Ask yourself how you are feeling? What is the reason you’re posting something? Are you feeling upset or angry? Are you trying to post something to get attention or to troll someone else? Then it’s not the time to be messaging or posting on a social media site. People don’t always make good decisions or think straight when they’re stressed out, upset or a posting for reasons other than pure entertainmet. So if you idenfity that the reason you’re about to post something online is motivated by a more negative emotion, then take some time to stop, think and reconsider what you’re about to do.

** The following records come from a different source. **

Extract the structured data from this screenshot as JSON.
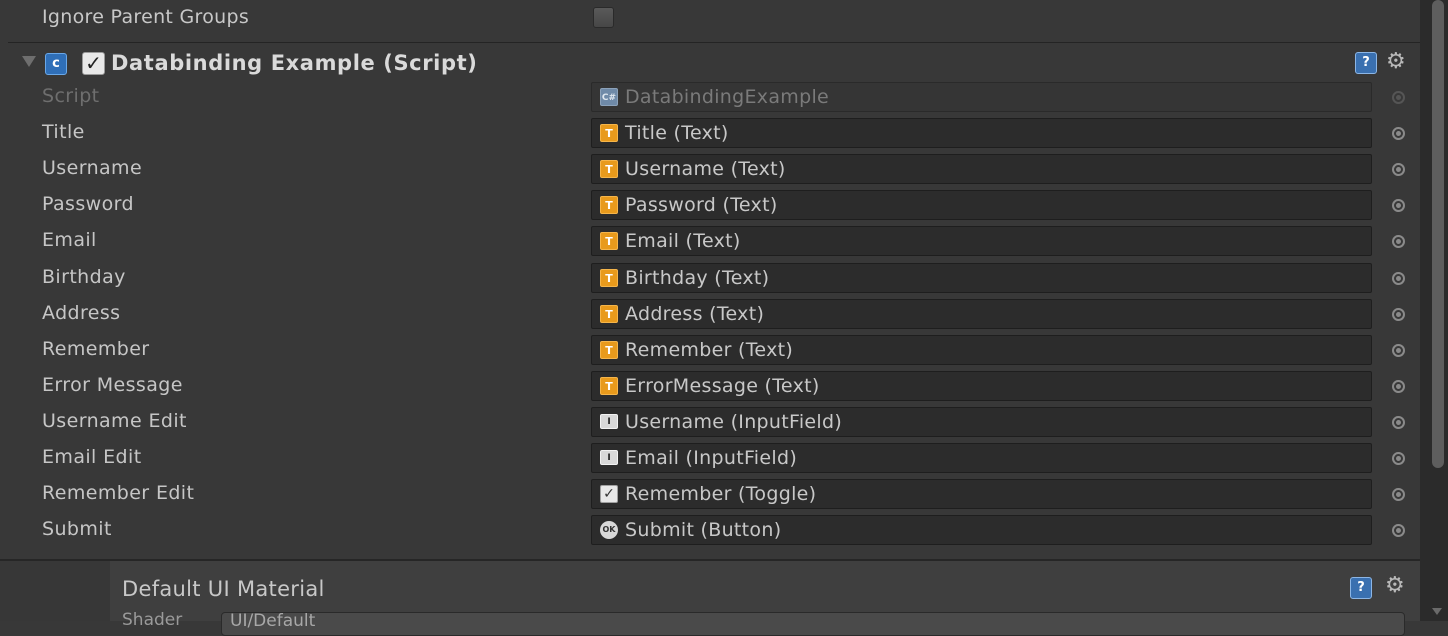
{
  "ignore_parent_groups": {
    "label": "Ignore Parent Groups",
    "checked": false
  },
  "component": {
    "title": "Databinding Example (Script)",
    "enabled": true,
    "icon": "csharp-script-icon",
    "help_icon": "help-icon",
    "settings_icon": "gear-icon",
    "fields": [
      {
        "label": "Script",
        "value": "DatabindingExample",
        "icon": "script-icon",
        "disabled": true
      },
      {
        "label": "Title",
        "value": "Title (Text)",
        "icon": "text-component-icon"
      },
      {
        "label": "Username",
        "value": "Username (Text)",
        "icon": "text-component-icon"
      },
      {
        "label": "Password",
        "value": "Password (Text)",
        "icon": "text-component-icon"
      },
      {
        "label": "Email",
        "value": "Email (Text)",
        "icon": "text-component-icon"
      },
      {
        "label": "Birthday",
        "value": "Birthday (Text)",
        "icon": "text-component-icon"
      },
      {
        "label": "Address",
        "value": "Address (Text)",
        "icon": "text-component-icon"
      },
      {
        "label": "Remember",
        "value": "Remember (Text)",
        "icon": "text-component-icon"
      },
      {
        "label": "Error Message",
        "value": "ErrorMessage (Text)",
        "icon": "text-component-icon"
      },
      {
        "label": "Username Edit",
        "value": "Username (InputField)",
        "icon": "inputfield-component-icon"
      },
      {
        "label": "Email Edit",
        "value": "Email (InputField)",
        "icon": "inputfield-component-icon"
      },
      {
        "label": "Remember Edit",
        "value": "Remember (Toggle)",
        "icon": "toggle-component-icon"
      },
      {
        "label": "Submit",
        "value": "Submit (Button)",
        "icon": "button-component-icon"
      }
    ]
  },
  "material": {
    "title": "Default UI Material",
    "shader_label": "Shader",
    "shader_value": "UI/Default"
  },
  "colors": {
    "background": "#383838",
    "field_bg": "#2c2c2c",
    "text": "#c4c4c4",
    "text_component_icon": "#e89a1c",
    "help_icon": "#3a70b0"
  }
}
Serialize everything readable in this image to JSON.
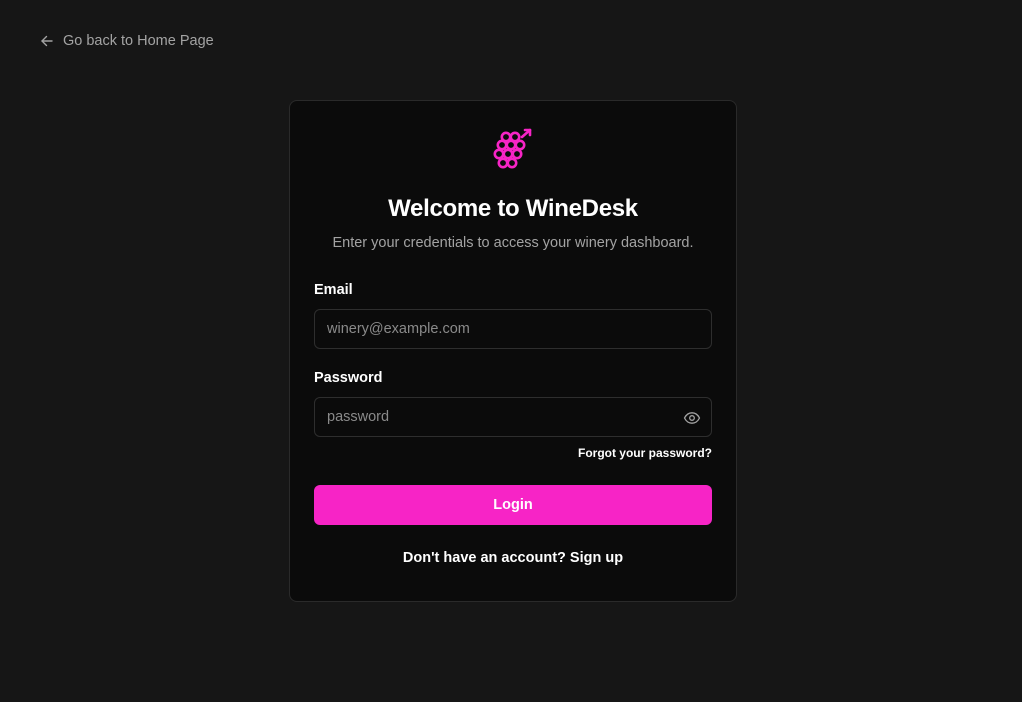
{
  "nav": {
    "back_label": "Go back to Home Page",
    "back_icon": "arrow-left-icon"
  },
  "brand": {
    "logo_icon": "grapes-icon",
    "accent_color": "#f724c6"
  },
  "login": {
    "title": "Welcome to WineDesk",
    "subtitle": "Enter your credentials to access your winery dashboard.",
    "email": {
      "label": "Email",
      "placeholder": "winery@example.com",
      "value": ""
    },
    "password": {
      "label": "Password",
      "placeholder": "password",
      "value": "",
      "toggle_icon": "eye-icon"
    },
    "forgot_label": "Forgot your password?",
    "submit_label": "Login",
    "signup_prompt": "Don't have an account? ",
    "signup_label": "Sign up"
  }
}
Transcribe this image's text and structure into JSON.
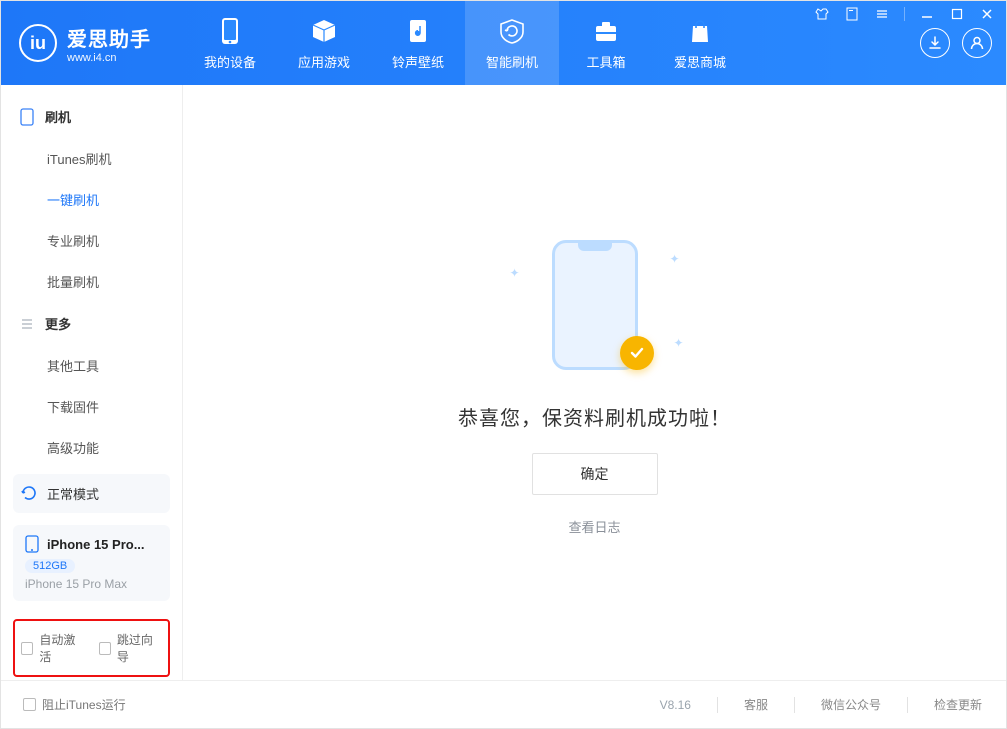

When you’re on a website or using an app, try to remain as anonymous as possible. That means keeping all private information private and not visible for people to see. Private information that you should never allow members of the public (who we do not know at all) to see includes:
Your full name
Photos of yourself, friends and family
Your current location (some apps have automatic location settings turned on)
Any address (your home, school, friends or family)
Phone numbers


“Stranger Danger” is a phrase that often gets told to young children. But that phrase should be something we all think about. The unfortunate truth is that there are many people online who have harmful intentions. They use the internet to hide who they really are and look for ways to talk to other with the intention to manipulate them into doing things for them online, becoming involved in risky behaviour or even trying to meet them. It’s important for us to always stay vigilant and aware that not everybody we talk to online will be who they say they are.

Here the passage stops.